A review by geofroggatt
Babyfucker by Urs Allemann

3.0

In my mission to read as much taboo and transgressive fiction as I can, I stumbled upon this book and I have been avoiding it ever since. After seeing the length, I decided to get this one over with and just bite the bullet and read it. This book, to me, is about the reader being trapped in a deranged mind and trying to decipher a story from his stream of consciousness. Part of the twisted charm of this book is the simple cover and title, and as disgusting and transgressive as it is, people pick it up and read it all the same. Including me. What does that say about people? What does that say about me? This book in itself makes us question the nature of taboo and transgressive fiction and what stories can and should be told. Why do we tell stories like this? Why do we read them? It reinforces the power of words and how we can use and abuse them, how words are more than just words and they hold weight and can change the world in a tangible way. From the first sentence, it would be easy to mistake this book for a cheap attempt at shock through obscenity, but there’s something more here. The stream of consciousness and rambling narrative hides something beneath the obscenity and crass darkness. We follow a man who claims to fuck babies. At first it seems literal, until we slowly come to find that the man is deranged and may not exist in reality and sanity the way that people do. Is this literal? What is real and what is not? This book is not what you think it is… or is it? Are we inside the mind of a deranged man exorcising his guilty intrusive thoughts, or are we piecing together the psyche of a monstrous sexual predator? It almost doesn’t matter. I think this book functions as something more than what the narrative means. This is a reminder of the power of words and literature, how choosing your words carefully can create beautiful or monstrous things. Most of all, I think this book is a grim reminder that monstrous and horrific things cannot be decorated, glamorized, or beautified beyond what they truly are. Great and terrible things are still terrible. The foreword and afterword are necessary to read and understand this story, and I appreciate how it bookended the strange experience of reading this book. While this was an interesting look into an obscene mind, I admit I don’t think most readers would appreciate what this novel is trying to do, and that’s okay too.

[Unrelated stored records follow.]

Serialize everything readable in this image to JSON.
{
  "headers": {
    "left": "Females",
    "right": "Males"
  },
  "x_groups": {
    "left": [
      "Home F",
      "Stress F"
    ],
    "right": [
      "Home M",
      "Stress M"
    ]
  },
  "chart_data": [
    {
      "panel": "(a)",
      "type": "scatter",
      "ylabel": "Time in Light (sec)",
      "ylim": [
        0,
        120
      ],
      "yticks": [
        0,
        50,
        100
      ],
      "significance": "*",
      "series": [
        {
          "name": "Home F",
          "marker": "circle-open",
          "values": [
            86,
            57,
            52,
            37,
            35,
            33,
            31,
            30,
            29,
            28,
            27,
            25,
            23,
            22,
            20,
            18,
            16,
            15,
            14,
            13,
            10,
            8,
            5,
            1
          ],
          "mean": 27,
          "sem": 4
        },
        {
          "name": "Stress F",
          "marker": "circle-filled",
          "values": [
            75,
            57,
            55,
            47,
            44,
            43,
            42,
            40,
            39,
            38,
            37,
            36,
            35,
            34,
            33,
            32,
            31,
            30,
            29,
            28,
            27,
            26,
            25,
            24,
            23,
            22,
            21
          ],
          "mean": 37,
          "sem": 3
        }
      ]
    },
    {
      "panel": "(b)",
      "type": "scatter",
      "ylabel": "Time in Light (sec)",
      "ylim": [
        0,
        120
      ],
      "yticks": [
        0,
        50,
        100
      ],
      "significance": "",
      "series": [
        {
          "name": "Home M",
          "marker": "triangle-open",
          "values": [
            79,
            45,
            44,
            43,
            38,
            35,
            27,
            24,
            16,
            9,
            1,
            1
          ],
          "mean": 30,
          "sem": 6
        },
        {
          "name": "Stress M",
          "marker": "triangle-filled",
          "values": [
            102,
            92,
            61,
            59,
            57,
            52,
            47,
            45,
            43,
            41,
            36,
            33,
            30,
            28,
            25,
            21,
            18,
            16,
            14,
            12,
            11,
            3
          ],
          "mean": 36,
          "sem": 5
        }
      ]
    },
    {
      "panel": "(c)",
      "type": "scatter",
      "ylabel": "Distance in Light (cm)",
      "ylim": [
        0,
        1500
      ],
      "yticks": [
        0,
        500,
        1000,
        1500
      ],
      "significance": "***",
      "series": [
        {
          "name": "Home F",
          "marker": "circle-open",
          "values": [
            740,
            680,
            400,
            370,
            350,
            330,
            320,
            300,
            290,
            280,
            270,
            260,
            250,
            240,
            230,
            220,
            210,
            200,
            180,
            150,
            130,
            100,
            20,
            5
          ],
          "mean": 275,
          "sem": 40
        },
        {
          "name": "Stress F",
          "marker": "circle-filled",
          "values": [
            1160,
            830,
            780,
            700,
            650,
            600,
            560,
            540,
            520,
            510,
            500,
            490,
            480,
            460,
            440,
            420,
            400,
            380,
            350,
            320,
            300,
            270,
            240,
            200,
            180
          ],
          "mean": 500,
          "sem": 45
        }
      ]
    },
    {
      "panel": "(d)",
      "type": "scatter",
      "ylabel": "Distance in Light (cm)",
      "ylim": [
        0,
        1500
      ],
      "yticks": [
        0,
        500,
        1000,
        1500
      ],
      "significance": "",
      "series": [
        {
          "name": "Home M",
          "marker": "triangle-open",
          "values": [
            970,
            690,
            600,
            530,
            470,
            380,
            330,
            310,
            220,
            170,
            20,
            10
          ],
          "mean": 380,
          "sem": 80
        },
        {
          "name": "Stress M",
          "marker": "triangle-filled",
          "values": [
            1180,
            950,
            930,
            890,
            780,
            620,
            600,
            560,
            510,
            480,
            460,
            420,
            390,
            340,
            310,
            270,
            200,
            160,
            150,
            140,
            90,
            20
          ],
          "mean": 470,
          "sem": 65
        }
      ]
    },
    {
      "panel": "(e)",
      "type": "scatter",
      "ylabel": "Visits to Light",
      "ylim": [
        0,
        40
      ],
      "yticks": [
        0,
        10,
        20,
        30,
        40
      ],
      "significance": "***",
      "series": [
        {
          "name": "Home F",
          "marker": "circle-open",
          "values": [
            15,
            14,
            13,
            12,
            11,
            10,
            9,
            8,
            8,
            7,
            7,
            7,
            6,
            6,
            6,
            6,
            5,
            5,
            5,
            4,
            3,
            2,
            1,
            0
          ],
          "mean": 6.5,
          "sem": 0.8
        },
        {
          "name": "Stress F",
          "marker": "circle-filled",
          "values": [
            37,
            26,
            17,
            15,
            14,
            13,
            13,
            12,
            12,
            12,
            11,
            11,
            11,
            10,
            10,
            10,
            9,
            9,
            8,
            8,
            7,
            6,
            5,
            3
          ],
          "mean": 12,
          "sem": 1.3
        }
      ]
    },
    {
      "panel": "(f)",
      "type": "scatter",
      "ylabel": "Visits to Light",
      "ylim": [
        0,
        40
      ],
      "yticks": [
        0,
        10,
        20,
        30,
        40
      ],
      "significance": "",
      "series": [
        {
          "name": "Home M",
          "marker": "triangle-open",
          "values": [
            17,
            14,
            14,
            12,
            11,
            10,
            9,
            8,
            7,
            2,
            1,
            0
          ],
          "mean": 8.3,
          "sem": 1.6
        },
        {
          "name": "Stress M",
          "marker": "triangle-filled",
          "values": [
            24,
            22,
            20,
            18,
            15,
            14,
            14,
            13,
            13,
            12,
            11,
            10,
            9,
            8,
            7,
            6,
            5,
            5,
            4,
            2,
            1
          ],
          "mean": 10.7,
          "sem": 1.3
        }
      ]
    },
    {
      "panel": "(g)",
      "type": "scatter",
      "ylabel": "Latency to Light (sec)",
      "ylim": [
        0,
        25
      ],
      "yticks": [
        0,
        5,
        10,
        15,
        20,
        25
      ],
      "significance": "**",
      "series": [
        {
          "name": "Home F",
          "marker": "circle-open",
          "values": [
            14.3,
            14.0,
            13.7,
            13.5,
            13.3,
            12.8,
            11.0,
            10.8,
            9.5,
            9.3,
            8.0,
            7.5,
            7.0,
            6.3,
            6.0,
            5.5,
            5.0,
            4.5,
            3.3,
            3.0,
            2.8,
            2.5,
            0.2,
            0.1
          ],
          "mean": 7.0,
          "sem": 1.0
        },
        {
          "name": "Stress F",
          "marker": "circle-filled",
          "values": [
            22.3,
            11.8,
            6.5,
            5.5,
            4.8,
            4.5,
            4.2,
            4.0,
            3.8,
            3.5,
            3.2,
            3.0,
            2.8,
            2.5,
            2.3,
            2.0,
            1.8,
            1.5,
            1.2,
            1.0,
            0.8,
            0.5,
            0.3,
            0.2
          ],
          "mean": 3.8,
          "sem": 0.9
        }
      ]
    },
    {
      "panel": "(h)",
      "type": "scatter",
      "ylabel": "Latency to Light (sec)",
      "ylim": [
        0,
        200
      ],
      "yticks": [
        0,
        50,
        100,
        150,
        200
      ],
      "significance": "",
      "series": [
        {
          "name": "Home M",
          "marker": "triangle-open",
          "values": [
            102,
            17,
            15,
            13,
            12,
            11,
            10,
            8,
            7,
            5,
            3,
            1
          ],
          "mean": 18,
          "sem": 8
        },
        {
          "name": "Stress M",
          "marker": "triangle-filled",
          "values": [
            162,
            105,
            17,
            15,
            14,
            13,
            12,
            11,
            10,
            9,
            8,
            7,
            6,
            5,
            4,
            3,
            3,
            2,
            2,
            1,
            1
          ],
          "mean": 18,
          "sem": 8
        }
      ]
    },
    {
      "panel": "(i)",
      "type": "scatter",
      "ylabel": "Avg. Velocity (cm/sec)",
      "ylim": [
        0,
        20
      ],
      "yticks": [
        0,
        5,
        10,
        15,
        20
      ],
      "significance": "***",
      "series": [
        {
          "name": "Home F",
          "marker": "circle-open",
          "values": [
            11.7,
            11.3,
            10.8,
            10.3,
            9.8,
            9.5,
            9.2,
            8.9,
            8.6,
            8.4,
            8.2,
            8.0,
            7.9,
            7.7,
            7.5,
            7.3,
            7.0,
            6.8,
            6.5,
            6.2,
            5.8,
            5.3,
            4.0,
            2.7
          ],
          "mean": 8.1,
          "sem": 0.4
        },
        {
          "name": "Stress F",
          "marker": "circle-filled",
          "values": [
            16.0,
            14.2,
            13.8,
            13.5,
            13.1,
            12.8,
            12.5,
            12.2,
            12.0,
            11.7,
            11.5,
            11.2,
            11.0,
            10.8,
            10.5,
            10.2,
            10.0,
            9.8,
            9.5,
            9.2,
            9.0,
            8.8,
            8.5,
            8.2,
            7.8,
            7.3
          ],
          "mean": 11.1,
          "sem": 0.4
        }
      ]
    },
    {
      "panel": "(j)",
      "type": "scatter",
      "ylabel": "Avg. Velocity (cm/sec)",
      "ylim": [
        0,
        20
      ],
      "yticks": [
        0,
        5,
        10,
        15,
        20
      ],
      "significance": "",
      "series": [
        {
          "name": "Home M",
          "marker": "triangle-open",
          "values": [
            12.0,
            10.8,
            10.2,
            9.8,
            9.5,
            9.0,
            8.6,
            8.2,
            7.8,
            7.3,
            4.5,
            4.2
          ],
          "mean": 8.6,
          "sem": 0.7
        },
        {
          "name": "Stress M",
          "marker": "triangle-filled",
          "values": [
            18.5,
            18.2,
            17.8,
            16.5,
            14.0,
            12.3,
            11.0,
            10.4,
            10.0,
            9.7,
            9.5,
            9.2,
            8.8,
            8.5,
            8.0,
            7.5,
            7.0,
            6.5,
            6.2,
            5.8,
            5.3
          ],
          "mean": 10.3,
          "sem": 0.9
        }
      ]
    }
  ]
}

Elizabeth Hall interviewed the author and I found his words to be intriguing:

“It wasn’t an idea. It was an image. An image in my head. A vexing image. An image that was just suddenly there. Without reminding me of anyone or anything. Without eliciting any feeling in me. That’s what was vexing. A challenge. And then suddenly the sentence was there. As a response to the image? As an escape? As self-defense? I don’t know. “I fuck babies.” And then there was the decision to attempt to extract something like a story from this terrible sentence.”